Man muss das relativieren. Stellen wir uns vor, dass die Ukraine das Budget nicht stabilisiert und keine Liberalisierung der Wirtschaft durchführt und die Monopole nicht bricht und keine Reform im Öl- und Gassektor umsetzt… Wird es dem Land dann besser gehen? Nein, es wird ihm schlechter gehen. Wenn es keine Reformen gibt, wird sich die Situation im Land nur verschlimmern. Und, glauben Sie mir, die Blockade von Reformen ist gerade das, was Populisten in Wirklichkeit wollen. Das Fehlen von Reformen bietet ihnen einen Nährboden und eröffnet Populisten neue Möglichkeiten zur endlosen Kritik.

Deshalb sage ich, dass die Ukraine schnelle und komplexe Reformen braucht. Die Chancen zum Erfolg sind dabei viel größer als der Weg von hinausgezögerten Reformen. Wenn die Reformen verschoben werden, gibt es insgesamt keinerlei Erfolgschancen.

Was können Sie der neuen Regierung empfehlen, wenn Sie die Fehler der Vorgängerregierung betrachten?

Die Regierung von Arsenij Jazenjuk unternahm sehr viel. Ich weiß nach meiner Erfahrung, wie schwer es ist, diese Aufgaben zu bewältigen, vor der seine Regierung stand. Es ist sehr wichtig, das Niveau der politischen Kultur in der Ukraine zu verbessern. Es sollte weniger Beleidigungen geben und nicht so aggressiv sein. Gerade mit dieser Position versuche ich, mit allen demokratischen Politikern in der Ukraine zu arbeiten, einschließlich mit der neuen Regierung. Unser Schlüssel zum Erfolg ist ein [gemeinsames] Programm und dessen praktische Umsetzung. Dafür sind Konsolidierungen notwendig.

Ihre politische Vergangenheit zeigt, dass ein Reformer seine Popularität und seine politische Zukunft opfern muss. Meinen Sie, dass die führenden ukrainischen Politiker von heute dazu bereit sind?

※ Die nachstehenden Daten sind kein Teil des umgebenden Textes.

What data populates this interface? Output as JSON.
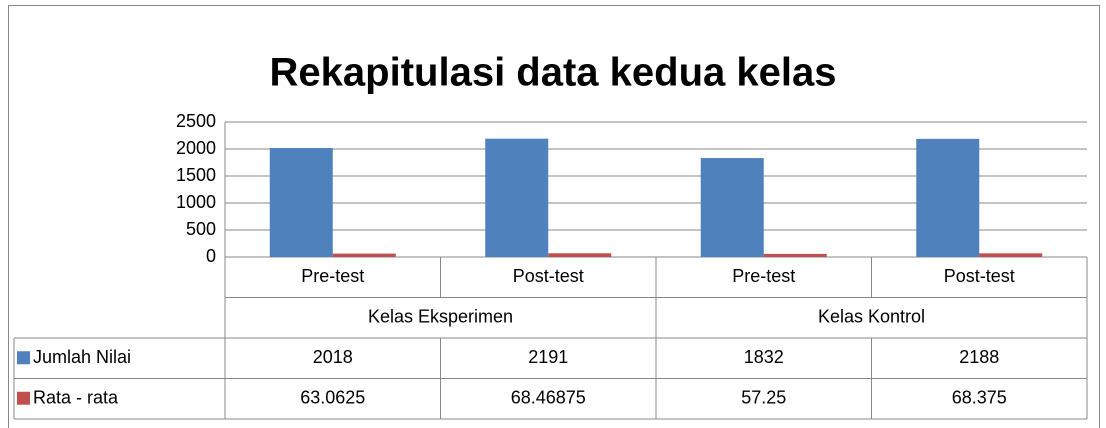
{
  "chart_data": {
    "type": "bar",
    "title": "Rekapitulasi data kedua kelas",
    "groups": [
      {
        "label": "Kelas Eksperimen",
        "categories": [
          "Pre-test",
          "Post-test"
        ]
      },
      {
        "label": "Kelas Kontrol",
        "categories": [
          "Pre-test",
          "Post-test"
        ]
      }
    ],
    "series": [
      {
        "name": "Jumlah Nilai",
        "color": "#4f81bd",
        "values": [
          2018,
          2191,
          1832,
          2188
        ]
      },
      {
        "name": "Rata - rata",
        "color": "#c0504d",
        "values": [
          63.0625,
          68.46875,
          57.25,
          68.375
        ]
      }
    ],
    "ylim": [
      0,
      2500
    ],
    "yticks": [
      0,
      500,
      1000,
      1500,
      2000,
      2500
    ],
    "grid": true,
    "data_table": true
  }
}
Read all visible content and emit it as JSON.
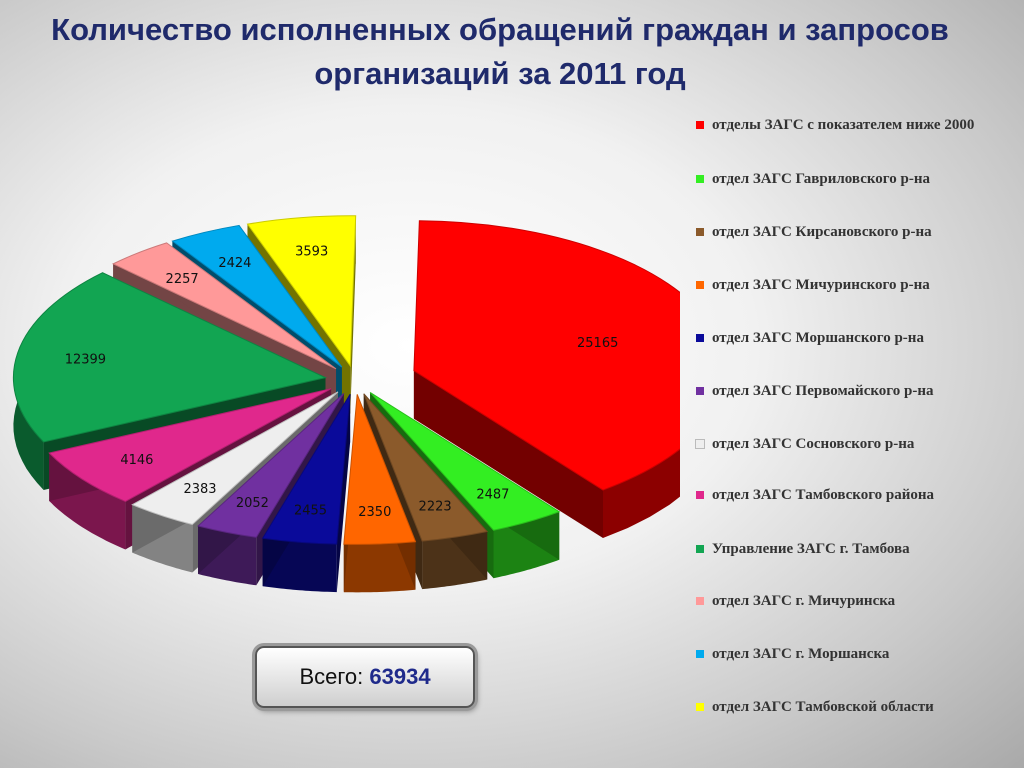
{
  "title": "Количество исполненных обращений граждан и запросов организаций за 2011 год",
  "total": {
    "label": "Всего:",
    "value": "63934"
  },
  "chart_data": {
    "type": "pie",
    "title": "Количество исполненных обращений граждан и запросов организаций за 2011 год",
    "legend_position": "right",
    "slices": [
      {
        "label": "отделы ЗАГС с показателем ниже 2000",
        "value": 25165,
        "color": "#ff0000"
      },
      {
        "label": "отдел ЗАГС Гавриловского р-на",
        "value": 2487,
        "color": "#33ee22"
      },
      {
        "label": "отдел ЗАГС Кирсановского р-на",
        "value": 2223,
        "color": "#8b5a2b"
      },
      {
        "label": "отдел ЗАГС Мичуринского р-на",
        "value": 2350,
        "color": "#ff6600"
      },
      {
        "label": "отдел ЗАГС Моршанского р-на",
        "value": 2455,
        "color": "#0a0a9a"
      },
      {
        "label": "отдел ЗАГС Первомайского р-на",
        "value": 2052,
        "color": "#7030a0"
      },
      {
        "label": "отдел ЗАГС Сосновского р-на",
        "value": 2383,
        "color": "#eeeeee"
      },
      {
        "label": "отдел ЗАГС Тамбовского района",
        "value": 4146,
        "color": "#e0288c"
      },
      {
        "label": "Управление ЗАГС г. Тамбова",
        "value": 12399,
        "color": "#12a552"
      },
      {
        "label": "отдел ЗАГС г. Мичуринска",
        "value": 2257,
        "color": "#ff9999"
      },
      {
        "label": "отдел ЗАГС г. Моршанска",
        "value": 2424,
        "color": "#00aaee"
      },
      {
        "label": "отдел ЗАГС Тамбовской области",
        "value": 3593,
        "color": "#ffff00"
      }
    ]
  }
}
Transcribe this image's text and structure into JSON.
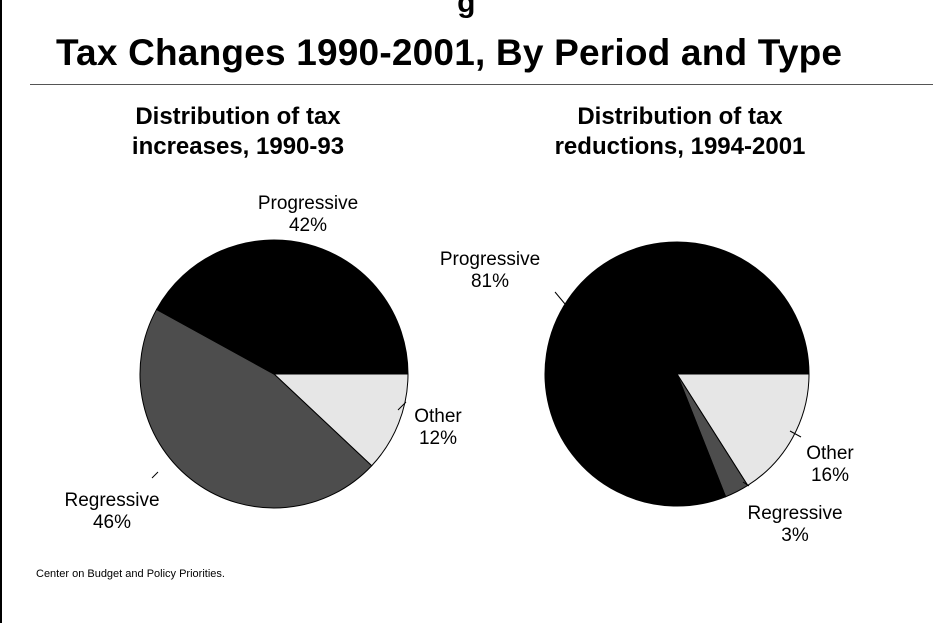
{
  "page": {
    "top_fragment": "g",
    "title": "Tax Changes 1990-2001, By Period and Type",
    "source": "Center on Budget and Policy Priorities."
  },
  "chart_data": [
    {
      "type": "pie",
      "title_lines": [
        "Distribution of tax",
        "increases, 1990-93"
      ],
      "slices": [
        {
          "label": "Progressive",
          "value": 42,
          "value_label": "42%",
          "color": "#000000"
        },
        {
          "label": "Regressive",
          "value": 46,
          "value_label": "46%",
          "color": "#4d4d4d"
        },
        {
          "label": "Other",
          "value": 12,
          "value_label": "12%",
          "color": "#e6e6e6"
        }
      ],
      "legend": "none"
    },
    {
      "type": "pie",
      "title_lines": [
        "Distribution of tax",
        "reductions, 1994-2001"
      ],
      "slices": [
        {
          "label": "Progressive",
          "value": 81,
          "value_label": "81%",
          "color": "#000000"
        },
        {
          "label": "Regressive",
          "value": 3,
          "value_label": "3%",
          "color": "#4d4d4d"
        },
        {
          "label": "Other",
          "value": 16,
          "value_label": "16%",
          "color": "#e6e6e6"
        }
      ],
      "legend": "none"
    }
  ]
}
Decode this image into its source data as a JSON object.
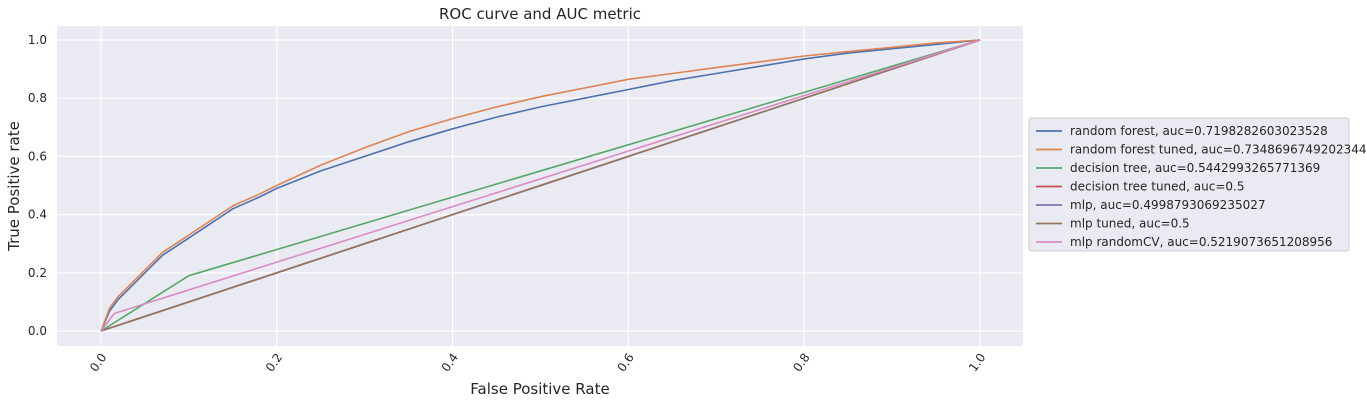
{
  "chart_data": {
    "type": "line",
    "title": "ROC curve and AUC metric",
    "xlabel": "False Positive Rate",
    "ylabel": "True Positive rate",
    "xlim": [
      -0.05,
      1.05
    ],
    "ylim": [
      -0.05,
      1.05
    ],
    "xticks": [
      "0.0",
      "0.2",
      "0.4",
      "0.6",
      "0.8",
      "1.0"
    ],
    "yticks": [
      "0.0",
      "0.2",
      "0.4",
      "0.6",
      "0.8",
      "1.0"
    ],
    "grid": true,
    "legend_position": "right, outside plot",
    "series": [
      {
        "name": "random forest, auc=0.7198282603023528",
        "color": "#4c72b0",
        "x": [
          0,
          0.01,
          0.02,
          0.03,
          0.05,
          0.07,
          0.1,
          0.13,
          0.15,
          0.18,
          0.2,
          0.25,
          0.3,
          0.35,
          0.4,
          0.45,
          0.5,
          0.55,
          0.6,
          0.65,
          0.7,
          0.75,
          0.8,
          0.85,
          0.9,
          0.95,
          1.0
        ],
        "y": [
          0,
          0.07,
          0.11,
          0.14,
          0.2,
          0.26,
          0.32,
          0.38,
          0.42,
          0.46,
          0.49,
          0.55,
          0.6,
          0.65,
          0.695,
          0.735,
          0.77,
          0.8,
          0.83,
          0.86,
          0.885,
          0.91,
          0.935,
          0.955,
          0.97,
          0.985,
          1.0
        ]
      },
      {
        "name": "random forest tuned, auc=0.7348696749202344",
        "color": "#dd8452",
        "x": [
          0,
          0.01,
          0.02,
          0.03,
          0.05,
          0.07,
          0.1,
          0.13,
          0.15,
          0.18,
          0.2,
          0.25,
          0.3,
          0.35,
          0.4,
          0.45,
          0.5,
          0.55,
          0.6,
          0.65,
          0.7,
          0.75,
          0.8,
          0.85,
          0.9,
          0.95,
          1.0
        ],
        "y": [
          0,
          0.08,
          0.12,
          0.15,
          0.21,
          0.27,
          0.33,
          0.39,
          0.43,
          0.47,
          0.5,
          0.57,
          0.63,
          0.685,
          0.73,
          0.77,
          0.805,
          0.835,
          0.865,
          0.885,
          0.905,
          0.925,
          0.945,
          0.96,
          0.975,
          0.99,
          1.0
        ]
      },
      {
        "name": "decision tree, auc=0.5442993265771369",
        "color": "#55a868",
        "x": [
          0,
          0.1,
          1.0
        ],
        "y": [
          0,
          0.19,
          1.0
        ]
      },
      {
        "name": "decision tree tuned, auc=0.5",
        "color": "#c44e52",
        "x": [
          0,
          1.0
        ],
        "y": [
          0,
          1.0
        ]
      },
      {
        "name": "mlp, auc=0.4998793069235027",
        "color": "#8172b3",
        "x": [
          0,
          1.0
        ],
        "y": [
          0,
          1.0
        ]
      },
      {
        "name": "mlp tuned, auc=0.5",
        "color": "#937860",
        "x": [
          0,
          1.0
        ],
        "y": [
          0,
          1.0
        ]
      },
      {
        "name": "mlp randomCV, auc=0.5219073651208956",
        "color": "#da8bc3",
        "x": [
          0,
          0.015,
          1.0
        ],
        "y": [
          0,
          0.06,
          1.0
        ]
      }
    ]
  }
}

Ein Reformer muss sich nicht opfern, aber er soll dazu bereit sein, wenn es notwendig ist. Reformen beinhalten natürlich das Risiko, zum Opfer zu werden. Aber wenn es keine Reformen gibt, verliert ein Politiker sowieso. Wenn man Reformen durchführt, gibt es viele Gruppen dagegen. Aber wenn man nichts macht, sind alle gegen einen.